Concluiu-se que “...O funcionamento da área inspecionada representa risco de danos à saúde pública e ao meio ambiente. Não são obedecidos critérios e normas técnicas relativas à operação de locais de destinação final de resíduos sólidos, bem como, do ponto de vista formal, faltam documentos que assegurem o seu funcionamento. Diante do exposto, fica clara a falta de condições para que a área continue exercendo a função de destino final dos resíduos sólidos do município de Irecê...”
Diante deste quadro, o aludido Relatório listou uma série de recomendações endereçadas à Prefeitura Municipal de Irecê/BA, cujo mandatário era o Sr. XXXX XXXXXXXX SOBRAL entre as recomendações, dentre as quais se destacam: “…deverá elaborar o Plano Integrado de Gerenciamento de Resíduos Sólidos – PIGRS, nos termos da Lei Federal nº 12.305/2010…deverá iniciar a implementação/operacionalização do Plano Integrado de Gerenciamento de Resíduos Sólidos – PIGRS imediatamente após a sua elaboração, devendo estar em funcionamento pleno num prazo de 180 dias após sua aprovação…Tão logo se inicie a operação do aterro sanitário consorciado, a Prefeitura deve cessar a disposição de resíduos do lixão…deverá apresentar ao Ministério Público, sem prejuízo de outros órgãos competentes, Plano de Recuperação de Área Degradada (PRAD) para a área do lixão…” (grifo nosso).

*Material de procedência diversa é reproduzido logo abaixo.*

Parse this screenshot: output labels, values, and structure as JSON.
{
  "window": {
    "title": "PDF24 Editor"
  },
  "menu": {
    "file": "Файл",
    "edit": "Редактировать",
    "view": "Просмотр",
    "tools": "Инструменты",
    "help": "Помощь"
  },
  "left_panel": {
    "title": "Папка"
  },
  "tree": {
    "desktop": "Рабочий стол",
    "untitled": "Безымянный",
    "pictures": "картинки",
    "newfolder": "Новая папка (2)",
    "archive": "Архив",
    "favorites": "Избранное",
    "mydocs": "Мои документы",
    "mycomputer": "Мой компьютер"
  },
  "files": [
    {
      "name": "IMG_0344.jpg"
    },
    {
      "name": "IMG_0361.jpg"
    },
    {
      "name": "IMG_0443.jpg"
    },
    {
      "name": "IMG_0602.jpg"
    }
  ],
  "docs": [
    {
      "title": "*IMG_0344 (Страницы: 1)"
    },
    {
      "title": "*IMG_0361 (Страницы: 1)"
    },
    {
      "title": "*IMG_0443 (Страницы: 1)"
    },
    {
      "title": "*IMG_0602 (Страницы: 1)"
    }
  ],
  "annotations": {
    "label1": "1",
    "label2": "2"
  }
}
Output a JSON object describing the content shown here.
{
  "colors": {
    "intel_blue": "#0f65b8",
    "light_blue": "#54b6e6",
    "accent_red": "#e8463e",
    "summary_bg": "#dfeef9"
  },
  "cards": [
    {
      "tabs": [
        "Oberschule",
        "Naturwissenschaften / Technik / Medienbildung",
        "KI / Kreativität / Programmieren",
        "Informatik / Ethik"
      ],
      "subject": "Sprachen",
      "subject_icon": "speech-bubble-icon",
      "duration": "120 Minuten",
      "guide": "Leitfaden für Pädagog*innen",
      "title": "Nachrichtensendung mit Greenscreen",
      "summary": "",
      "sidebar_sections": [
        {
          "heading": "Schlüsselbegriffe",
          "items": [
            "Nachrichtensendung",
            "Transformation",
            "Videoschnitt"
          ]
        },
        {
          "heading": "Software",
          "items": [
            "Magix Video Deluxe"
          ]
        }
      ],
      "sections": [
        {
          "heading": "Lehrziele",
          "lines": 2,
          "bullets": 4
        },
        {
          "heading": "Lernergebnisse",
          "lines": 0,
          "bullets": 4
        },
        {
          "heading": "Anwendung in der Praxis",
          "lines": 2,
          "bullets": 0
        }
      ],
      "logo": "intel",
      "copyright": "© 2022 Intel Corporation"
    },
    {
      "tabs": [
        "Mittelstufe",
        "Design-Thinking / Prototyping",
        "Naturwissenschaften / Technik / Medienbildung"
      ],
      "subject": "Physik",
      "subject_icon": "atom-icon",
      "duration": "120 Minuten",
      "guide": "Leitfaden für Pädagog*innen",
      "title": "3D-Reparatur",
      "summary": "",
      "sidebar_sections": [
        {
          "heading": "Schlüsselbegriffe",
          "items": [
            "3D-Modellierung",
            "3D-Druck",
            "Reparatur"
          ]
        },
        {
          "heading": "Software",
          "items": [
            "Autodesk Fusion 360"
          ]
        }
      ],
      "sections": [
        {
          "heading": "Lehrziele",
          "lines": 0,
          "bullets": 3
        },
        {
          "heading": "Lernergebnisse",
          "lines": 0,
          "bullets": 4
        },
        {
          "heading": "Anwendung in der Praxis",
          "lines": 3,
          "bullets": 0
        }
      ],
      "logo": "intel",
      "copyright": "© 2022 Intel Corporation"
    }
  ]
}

A FPI efetivou vistorias in loco também nos municípios de Lapão, Xxxx Xxxxxxx, Uibaí, Presidente Dutra, Central, Jussara e São Gabriel, em abril/2013 e maio/2015. Constatou-se que em todos existem lixões, com impactos nocivos ao meio ambiente de caráter
similar ao observado em Irecê/BA (págs. 243/256 do arquivo “VOLUME 1” e págs. 04/159 do arquivo “VOLUME 2”, ambos da mídia anexa).
No corpo do Relatório alusivo ao Município de Irecê/BA, consta ainda o seguinte trecho: “…tem-se em via de implantação o “Consórcio Público de Desenvolvimento Sustentável do Território de Irecê”, do qual Irecê é integrante. Após a conclusão da obra do aterro sanitário que, conforme licença de implantação (Portaria INEMA nº 13.437/2010) receberá os resíduos dos municípios de João Dourado, Jussara, Lapão, Presidente Dutra, São Gabriel, Central, Jussara e Irecê…” (sic).
Em resumo:
1°) os lixões de Irecê/BA e mais sete municípios não obedecem critérios e normas técnicas relativas à operação de locais de destinação final de resíduos sólidos;
2°) estes lixões são áreas com severos impactos negativos ao solo, ao subsolo, à atmosfera, à fauna, à flora e à saúde pública;
3°) a inoperância do Aterro Sanitário de Irecê/BA impossibilita o encerramento destes oito lixões, perpetuando significativas lesões ambientais.
II.V. DO TERMO DE AJUSTAMENTO DE CONDUTA FIRMADO COM O MINISTÉRIO PÚBLICO ESTADUAL
Em razão dos fatos aqui narrados, celebrou-se um Termo de Ajustamento de Conduta – TAC entre o Ministério Público Estadual – MPE e o Município de Irecê/BA, representado por Sr. XXXX XXXXXXXX XXXXXX, no dia 24/09/2013 (págs. 178/184 do arquivo “VOLUME 2” da mídia anexa).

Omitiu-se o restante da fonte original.